A study conducted by Qualys found that 80 percent of Web browsers have holes. Or, as InformationWeek phrases it, “Roughly 80 percent of browsers today are insecure, owing to their having a known vulnerability either in the browser itself, or due to a vulnerable plug-in, such as an outdated version of Shockwave, Flash, the Java runtime environment, or QuickTime.”
The article goes on to state that more than half of the vulnerabilities stem from plug-ins, adding, “The most common insecure browser plug-ins in use are (in order): Java, Adobe Reader, QuickTime, Flash, Shockwave, and Windows Media Player. Many of these plug-ins are widespread–97 percent of computers have the Adobe Flash plug-in installed, and 95 percent have one for Windows Media Player.”

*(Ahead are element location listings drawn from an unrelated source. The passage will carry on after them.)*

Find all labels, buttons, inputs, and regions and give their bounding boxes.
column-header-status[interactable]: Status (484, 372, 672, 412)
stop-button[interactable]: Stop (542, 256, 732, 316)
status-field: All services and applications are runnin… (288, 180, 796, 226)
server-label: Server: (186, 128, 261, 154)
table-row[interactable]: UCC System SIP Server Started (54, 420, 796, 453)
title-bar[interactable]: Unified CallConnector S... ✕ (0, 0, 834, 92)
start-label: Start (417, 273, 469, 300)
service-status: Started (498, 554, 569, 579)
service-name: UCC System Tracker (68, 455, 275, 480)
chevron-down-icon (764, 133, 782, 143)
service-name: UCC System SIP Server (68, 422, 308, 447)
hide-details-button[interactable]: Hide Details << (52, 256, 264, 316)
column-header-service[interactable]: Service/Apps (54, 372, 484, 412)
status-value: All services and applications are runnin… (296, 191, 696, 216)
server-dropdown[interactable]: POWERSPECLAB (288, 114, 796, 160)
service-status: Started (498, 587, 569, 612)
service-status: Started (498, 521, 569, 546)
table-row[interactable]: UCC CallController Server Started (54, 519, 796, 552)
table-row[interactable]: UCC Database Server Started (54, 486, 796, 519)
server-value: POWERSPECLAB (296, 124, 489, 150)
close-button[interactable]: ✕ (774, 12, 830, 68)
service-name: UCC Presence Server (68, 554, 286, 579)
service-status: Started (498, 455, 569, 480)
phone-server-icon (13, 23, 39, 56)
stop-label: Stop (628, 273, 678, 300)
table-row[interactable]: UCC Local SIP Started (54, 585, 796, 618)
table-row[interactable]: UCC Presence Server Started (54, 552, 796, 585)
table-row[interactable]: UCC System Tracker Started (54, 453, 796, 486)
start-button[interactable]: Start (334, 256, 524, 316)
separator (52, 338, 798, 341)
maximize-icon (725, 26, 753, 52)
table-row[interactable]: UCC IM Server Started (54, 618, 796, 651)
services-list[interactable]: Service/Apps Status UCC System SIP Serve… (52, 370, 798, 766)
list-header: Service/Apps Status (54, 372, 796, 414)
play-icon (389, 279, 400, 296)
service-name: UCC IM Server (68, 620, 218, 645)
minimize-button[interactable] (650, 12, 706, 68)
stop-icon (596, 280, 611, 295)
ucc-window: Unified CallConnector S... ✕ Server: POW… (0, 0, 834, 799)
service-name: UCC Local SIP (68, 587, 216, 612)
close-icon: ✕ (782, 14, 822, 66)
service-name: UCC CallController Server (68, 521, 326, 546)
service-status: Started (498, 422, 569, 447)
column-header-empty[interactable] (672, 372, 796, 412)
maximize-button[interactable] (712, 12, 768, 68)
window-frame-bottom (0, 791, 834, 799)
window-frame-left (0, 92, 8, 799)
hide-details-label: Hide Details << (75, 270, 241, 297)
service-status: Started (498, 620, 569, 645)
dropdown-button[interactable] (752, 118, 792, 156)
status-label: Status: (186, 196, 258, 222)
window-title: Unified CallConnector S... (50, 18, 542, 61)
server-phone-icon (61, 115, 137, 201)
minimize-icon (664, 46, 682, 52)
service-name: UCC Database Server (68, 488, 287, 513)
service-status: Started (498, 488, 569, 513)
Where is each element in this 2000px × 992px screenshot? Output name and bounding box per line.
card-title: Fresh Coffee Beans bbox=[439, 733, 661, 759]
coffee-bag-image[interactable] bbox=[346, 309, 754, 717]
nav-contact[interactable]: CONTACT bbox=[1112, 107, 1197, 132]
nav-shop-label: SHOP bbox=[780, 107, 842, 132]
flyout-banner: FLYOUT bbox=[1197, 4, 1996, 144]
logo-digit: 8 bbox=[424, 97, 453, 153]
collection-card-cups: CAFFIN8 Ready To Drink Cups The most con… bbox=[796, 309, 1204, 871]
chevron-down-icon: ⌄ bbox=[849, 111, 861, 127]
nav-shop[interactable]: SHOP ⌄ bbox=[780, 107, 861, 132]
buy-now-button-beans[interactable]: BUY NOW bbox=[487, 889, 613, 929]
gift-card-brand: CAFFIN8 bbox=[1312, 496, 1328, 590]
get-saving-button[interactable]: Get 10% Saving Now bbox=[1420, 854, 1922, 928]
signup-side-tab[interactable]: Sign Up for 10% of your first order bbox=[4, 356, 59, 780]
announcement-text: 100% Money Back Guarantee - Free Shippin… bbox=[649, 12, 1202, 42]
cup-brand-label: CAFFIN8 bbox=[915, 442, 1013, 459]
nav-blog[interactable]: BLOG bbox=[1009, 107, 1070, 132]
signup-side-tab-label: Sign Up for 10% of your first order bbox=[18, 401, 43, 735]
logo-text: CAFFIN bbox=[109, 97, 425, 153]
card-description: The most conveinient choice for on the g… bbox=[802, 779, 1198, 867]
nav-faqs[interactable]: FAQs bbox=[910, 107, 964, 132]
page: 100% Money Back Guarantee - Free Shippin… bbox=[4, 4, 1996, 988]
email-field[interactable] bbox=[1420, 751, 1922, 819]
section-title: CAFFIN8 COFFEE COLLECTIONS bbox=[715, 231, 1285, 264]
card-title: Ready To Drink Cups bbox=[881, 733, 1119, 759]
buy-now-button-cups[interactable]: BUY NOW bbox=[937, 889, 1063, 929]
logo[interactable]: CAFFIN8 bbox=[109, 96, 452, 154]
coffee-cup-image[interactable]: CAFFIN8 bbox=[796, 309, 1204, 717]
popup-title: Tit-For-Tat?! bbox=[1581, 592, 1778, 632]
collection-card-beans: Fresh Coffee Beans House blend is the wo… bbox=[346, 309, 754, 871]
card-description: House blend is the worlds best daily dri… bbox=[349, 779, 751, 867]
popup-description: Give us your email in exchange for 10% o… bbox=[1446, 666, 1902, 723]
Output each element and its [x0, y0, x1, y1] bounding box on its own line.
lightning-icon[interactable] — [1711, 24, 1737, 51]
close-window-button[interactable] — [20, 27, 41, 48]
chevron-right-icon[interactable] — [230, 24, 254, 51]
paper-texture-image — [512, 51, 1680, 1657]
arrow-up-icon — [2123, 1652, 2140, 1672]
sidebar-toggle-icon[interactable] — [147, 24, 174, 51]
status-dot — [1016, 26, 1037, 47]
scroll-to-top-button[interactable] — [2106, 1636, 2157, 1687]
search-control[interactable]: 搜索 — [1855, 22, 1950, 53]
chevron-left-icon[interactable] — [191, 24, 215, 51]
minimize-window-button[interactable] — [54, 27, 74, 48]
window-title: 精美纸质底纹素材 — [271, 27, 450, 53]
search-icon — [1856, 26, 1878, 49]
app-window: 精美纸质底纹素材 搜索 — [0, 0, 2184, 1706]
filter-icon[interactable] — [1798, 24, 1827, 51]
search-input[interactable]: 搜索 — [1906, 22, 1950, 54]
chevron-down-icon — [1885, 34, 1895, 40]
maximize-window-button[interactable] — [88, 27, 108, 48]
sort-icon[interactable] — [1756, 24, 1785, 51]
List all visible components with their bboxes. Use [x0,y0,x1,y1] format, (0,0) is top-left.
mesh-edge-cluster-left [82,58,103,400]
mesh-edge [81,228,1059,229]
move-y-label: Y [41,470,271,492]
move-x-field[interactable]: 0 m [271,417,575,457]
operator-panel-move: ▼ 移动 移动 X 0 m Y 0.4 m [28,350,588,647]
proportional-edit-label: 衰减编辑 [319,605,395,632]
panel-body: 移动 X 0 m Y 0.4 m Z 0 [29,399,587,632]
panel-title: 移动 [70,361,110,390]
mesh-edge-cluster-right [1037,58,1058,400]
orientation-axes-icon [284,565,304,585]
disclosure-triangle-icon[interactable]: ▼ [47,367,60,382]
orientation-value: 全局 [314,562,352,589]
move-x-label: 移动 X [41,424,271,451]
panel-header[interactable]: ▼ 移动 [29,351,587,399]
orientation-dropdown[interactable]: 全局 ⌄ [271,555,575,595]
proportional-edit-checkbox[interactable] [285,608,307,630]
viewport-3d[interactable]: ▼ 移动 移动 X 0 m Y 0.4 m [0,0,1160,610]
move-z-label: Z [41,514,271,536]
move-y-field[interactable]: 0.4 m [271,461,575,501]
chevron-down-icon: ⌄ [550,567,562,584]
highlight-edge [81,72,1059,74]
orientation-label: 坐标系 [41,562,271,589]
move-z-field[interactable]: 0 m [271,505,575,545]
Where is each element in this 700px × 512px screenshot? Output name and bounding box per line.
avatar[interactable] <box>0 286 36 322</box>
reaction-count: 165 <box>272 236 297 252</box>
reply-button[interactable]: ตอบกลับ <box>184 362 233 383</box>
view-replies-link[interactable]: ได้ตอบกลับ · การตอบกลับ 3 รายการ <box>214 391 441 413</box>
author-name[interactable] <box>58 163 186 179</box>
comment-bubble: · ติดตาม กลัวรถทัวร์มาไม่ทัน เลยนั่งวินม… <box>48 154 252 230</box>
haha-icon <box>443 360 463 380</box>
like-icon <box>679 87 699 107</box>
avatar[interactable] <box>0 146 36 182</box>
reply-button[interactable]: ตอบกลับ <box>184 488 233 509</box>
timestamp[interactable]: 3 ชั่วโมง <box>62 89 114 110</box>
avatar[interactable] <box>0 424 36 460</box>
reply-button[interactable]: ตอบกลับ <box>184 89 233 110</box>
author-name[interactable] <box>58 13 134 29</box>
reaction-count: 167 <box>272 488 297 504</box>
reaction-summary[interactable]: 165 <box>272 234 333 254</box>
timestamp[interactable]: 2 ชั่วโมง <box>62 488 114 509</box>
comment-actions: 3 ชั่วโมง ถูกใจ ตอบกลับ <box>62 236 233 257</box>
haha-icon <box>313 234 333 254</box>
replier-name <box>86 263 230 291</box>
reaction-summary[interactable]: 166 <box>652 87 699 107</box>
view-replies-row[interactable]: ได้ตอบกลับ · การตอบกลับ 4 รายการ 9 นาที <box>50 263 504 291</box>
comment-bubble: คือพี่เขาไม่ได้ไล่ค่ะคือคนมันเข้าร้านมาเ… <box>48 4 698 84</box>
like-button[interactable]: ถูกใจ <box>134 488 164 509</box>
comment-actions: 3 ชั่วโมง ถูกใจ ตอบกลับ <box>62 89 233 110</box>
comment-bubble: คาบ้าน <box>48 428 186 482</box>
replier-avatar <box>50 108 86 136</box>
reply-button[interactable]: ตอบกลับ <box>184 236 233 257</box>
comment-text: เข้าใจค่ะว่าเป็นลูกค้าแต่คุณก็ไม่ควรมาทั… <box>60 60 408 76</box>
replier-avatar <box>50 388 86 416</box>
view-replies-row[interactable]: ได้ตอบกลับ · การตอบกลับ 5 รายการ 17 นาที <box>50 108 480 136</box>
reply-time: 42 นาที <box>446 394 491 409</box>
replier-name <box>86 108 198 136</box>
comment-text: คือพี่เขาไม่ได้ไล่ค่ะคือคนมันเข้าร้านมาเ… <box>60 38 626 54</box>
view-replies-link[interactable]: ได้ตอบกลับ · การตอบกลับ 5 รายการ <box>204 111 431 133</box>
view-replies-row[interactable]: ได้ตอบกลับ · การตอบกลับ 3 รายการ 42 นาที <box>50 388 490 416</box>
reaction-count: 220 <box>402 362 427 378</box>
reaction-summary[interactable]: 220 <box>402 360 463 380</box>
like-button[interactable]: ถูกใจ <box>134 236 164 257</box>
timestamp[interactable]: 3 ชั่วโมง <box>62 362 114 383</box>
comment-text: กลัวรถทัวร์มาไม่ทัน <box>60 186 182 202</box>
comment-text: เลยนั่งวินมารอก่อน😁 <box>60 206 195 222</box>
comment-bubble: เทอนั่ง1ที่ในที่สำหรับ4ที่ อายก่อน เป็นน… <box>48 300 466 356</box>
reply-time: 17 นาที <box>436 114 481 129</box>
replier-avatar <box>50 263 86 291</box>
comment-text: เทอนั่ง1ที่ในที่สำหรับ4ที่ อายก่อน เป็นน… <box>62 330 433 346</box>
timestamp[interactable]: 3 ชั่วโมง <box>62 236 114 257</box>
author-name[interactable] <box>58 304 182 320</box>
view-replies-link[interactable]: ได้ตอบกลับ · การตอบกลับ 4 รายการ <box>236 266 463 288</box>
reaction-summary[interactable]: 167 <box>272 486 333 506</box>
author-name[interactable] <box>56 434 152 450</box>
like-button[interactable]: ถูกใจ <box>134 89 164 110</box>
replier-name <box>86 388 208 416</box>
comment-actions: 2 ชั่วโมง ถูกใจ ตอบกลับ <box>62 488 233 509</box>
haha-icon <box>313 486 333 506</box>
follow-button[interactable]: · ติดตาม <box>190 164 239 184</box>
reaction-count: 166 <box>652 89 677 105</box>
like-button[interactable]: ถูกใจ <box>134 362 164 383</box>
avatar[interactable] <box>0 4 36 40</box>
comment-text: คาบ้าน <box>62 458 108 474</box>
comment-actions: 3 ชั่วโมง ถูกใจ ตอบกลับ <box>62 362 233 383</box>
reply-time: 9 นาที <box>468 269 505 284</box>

The problem is that the browsers generally have an automatic update feature of some sort, and users are pretty good about keeping the browser up to date, but forget about the plug-ins. Even with updated plug-ins, though, there are still known vulnerabilities that remain exposed in the browsers themselves as well.
You can employ third-party tools like Invincea Browser Protection for an extra layer of defense, or just exercise extreme caution when surfing the Web. Rather than treating your Web surfing like you are strolling through your own back yard with an armed security escort, think of it like you got lost on the wrong side of town, your cell phone battery is dead, and you are trying to navigate dark alleys at night to make it safely home.